E assim é, amados. A inimizade para com Deus e Seu Ungido sairá vitoriosa no coração do homem, sempre que um conflito como esse for levantado de forma clara. Quando é simplesmente entre o mero deleite humano ou admiração por Jesus, e a força da natureza, esta cena na sinagoga de Nazaré nos diz qual será o fim da luta. A bagagem que temos no coração, ou na casa, são mais ouvidas do que a bênção de Deus. Antes, o homem vendeu essa bênção por trinta moedas de prata, e até mesmo por um prato de lentilhas. E este é um pensamento solene. Aquele que confia em seu próprio coração é um tolo (Provérbios 28:26 – TB), pois Deus não pode confiar nele. Não há nada no homem em que Deus possa confiar. Alguns creram quando viram os milagres que Jesus fez, mas Jesus não confiava neles.
Nada do homem natural servirá. “Necessário vos é nascer de novo”. “Esta é a vitória que vence o mundo: a nossa fé”. As resoluções cairão diante das tentações, e as amarras do homem serão rompidas por Satanás. Somente a comunhão com Deus na verdade, por meio do Espírito, manterá a alma; a força nativa do mais determinado se despedaçará.
Mas este capítulo nos mostra também que o amor do Filho de Deus não se cansaria nem se desgastaria; pois, deixando Nazaré, Ele desce para Cafarnaum com os mesmos despojos de guerra. Seu amor era mais forte do que toda repulsa então, como, desde então, provou ser mais forte do que a morte. “O amor nunca falha”. E o Filho de Deus ainda está passando por este mundo de pecadores com esses mesmos despojos, tão frescos como se tivessem sido recolhidos ontem, para saber quem se regozijará neles com Ele.

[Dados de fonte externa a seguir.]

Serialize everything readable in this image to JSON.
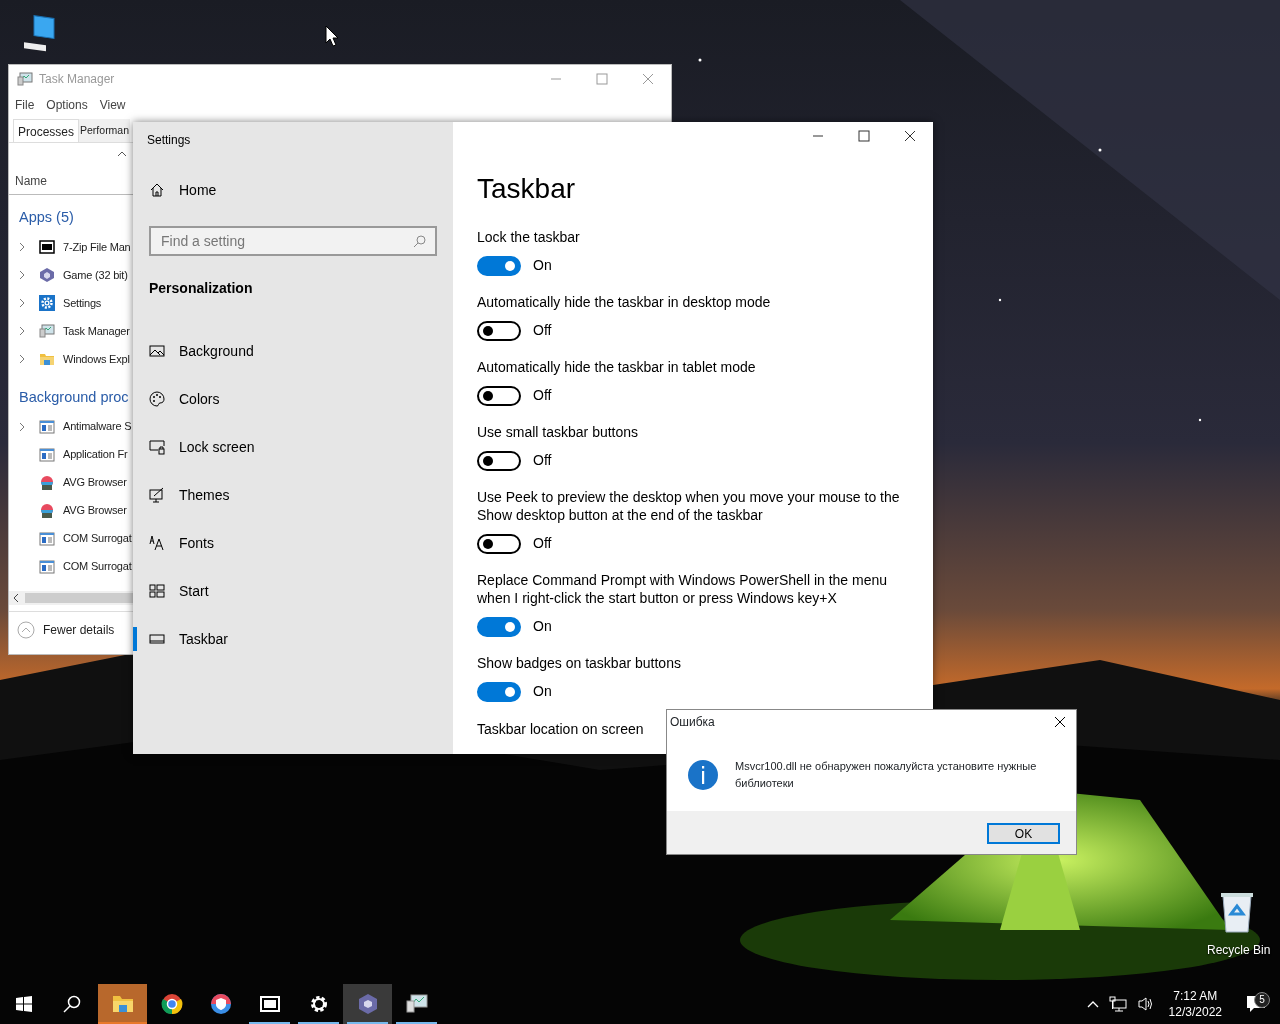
{
  "desktop_icons": [
    {
      "kind": "computer"
    },
    {
      "kind": "recycle_bin",
      "label": "Recycle Bin"
    }
  ],
  "task_manager": {
    "title": "Task Manager",
    "menu": [
      "File",
      "Options",
      "View"
    ],
    "tabs": [
      {
        "label": "Processes",
        "selected": true
      },
      {
        "label": "Performan",
        "selected": false
      }
    ],
    "column_header": "Name",
    "groups": [
      {
        "title": "Apps (5)",
        "rows": [
          {
            "label": "7-Zip File Man",
            "kind": "archive",
            "expandable": true
          },
          {
            "label": "Game (32 bit)",
            "kind": "cube",
            "expandable": true
          },
          {
            "label": "Settings",
            "kind": "gear",
            "expandable": true
          },
          {
            "label": "Task Manager",
            "kind": "monitor",
            "expandable": true
          },
          {
            "label": "Windows Expl",
            "kind": "folder",
            "expandable": true
          }
        ]
      },
      {
        "title": "Background proc",
        "rows": [
          {
            "label": "Antimalware S",
            "kind": "service",
            "expandable": true
          },
          {
            "label": "Application Fr",
            "kind": "service",
            "expandable": false
          },
          {
            "label": "AVG Browser",
            "kind": "ball",
            "expandable": false
          },
          {
            "label": "AVG Browser",
            "kind": "ball",
            "expandable": false
          },
          {
            "label": "COM Surrogat",
            "kind": "service",
            "expandable": false
          },
          {
            "label": "COM Surrogat",
            "kind": "service",
            "expandable": false
          }
        ]
      }
    ],
    "footer": "Fewer details"
  },
  "settings": {
    "title": "Settings",
    "home": "Home",
    "search": {
      "placeholder": "Find a setting"
    },
    "section": "Personalization",
    "nav": [
      {
        "label": "Background",
        "kind": "picture",
        "selected": false
      },
      {
        "label": "Colors",
        "kind": "palette",
        "selected": false
      },
      {
        "label": "Lock screen",
        "kind": "lock",
        "selected": false
      },
      {
        "label": "Themes",
        "kind": "brush",
        "selected": false
      },
      {
        "label": "Fonts",
        "kind": "fonts",
        "selected": false
      },
      {
        "label": "Start",
        "kind": "tiles",
        "selected": false
      },
      {
        "label": "Taskbar",
        "kind": "bar",
        "selected": true
      }
    ],
    "heading": "Taskbar",
    "options": [
      {
        "label": "Lock the taskbar",
        "on": true,
        "state": "On"
      },
      {
        "label": "Automatically hide the taskbar in desktop mode",
        "on": false,
        "state": "Off"
      },
      {
        "label": "Automatically hide the taskbar in tablet mode",
        "on": false,
        "state": "Off"
      },
      {
        "label": "Use small taskbar buttons",
        "on": false,
        "state": "Off"
      },
      {
        "label": "Use Peek to preview the desktop when you move your mouse to the Show desktop button at the end of the taskbar",
        "on": false,
        "state": "Off"
      },
      {
        "label": "Replace Command Prompt with Windows PowerShell in the menu when I right-click the start button or press Windows key+X",
        "on": true,
        "state": "On"
      },
      {
        "label": "Show badges on taskbar buttons",
        "on": true,
        "state": "On"
      }
    ],
    "last_label": "Taskbar location on screen"
  },
  "dialog": {
    "title": "Ошибка",
    "message": "Msvcr100.dll не обнаружен пожалуйста установите нужные библиотеки",
    "button": "OK"
  },
  "taskbar": {
    "apps": [
      {
        "kind": "folder",
        "running": false,
        "active": false,
        "flashing": true
      },
      {
        "kind": "ring",
        "running": false,
        "active": false,
        "flashing": false
      },
      {
        "kind": "shield",
        "running": false,
        "active": false,
        "flashing": false
      },
      {
        "kind": "archive",
        "running": true,
        "active": false,
        "flashing": false
      },
      {
        "kind": "gear",
        "running": true,
        "active": false,
        "flashing": false
      },
      {
        "kind": "cube",
        "running": true,
        "active": true,
        "flashing": false
      },
      {
        "kind": "monitor",
        "running": true,
        "active": false,
        "flashing": false
      }
    ],
    "time": "7:12 AM",
    "date": "12/3/2022",
    "notifications": "5"
  }
}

Tal é esse capítulo, que abre o ministério do Filho de Deus, segundo Lucas; e como nesse Evangelho Ele está especialmente tratando com o homem, temos aqui imediatamente exibido de forma impressionante para nós o que o homem é. Como o desenho do pregador. “Houve uma pequena cidade em que havia poucos homens, e veio contra ela um grande rei, e a cercou, e levantou contra ela grandes tranqueiras. E vivia nela um sábio pobre, que livrou aquela cidade pela sua sabedoria, e ninguém se lembrava daquele pobre homem”. A sinagoga em Nazaré prova tudo isso contra os cidadãos deste mundo.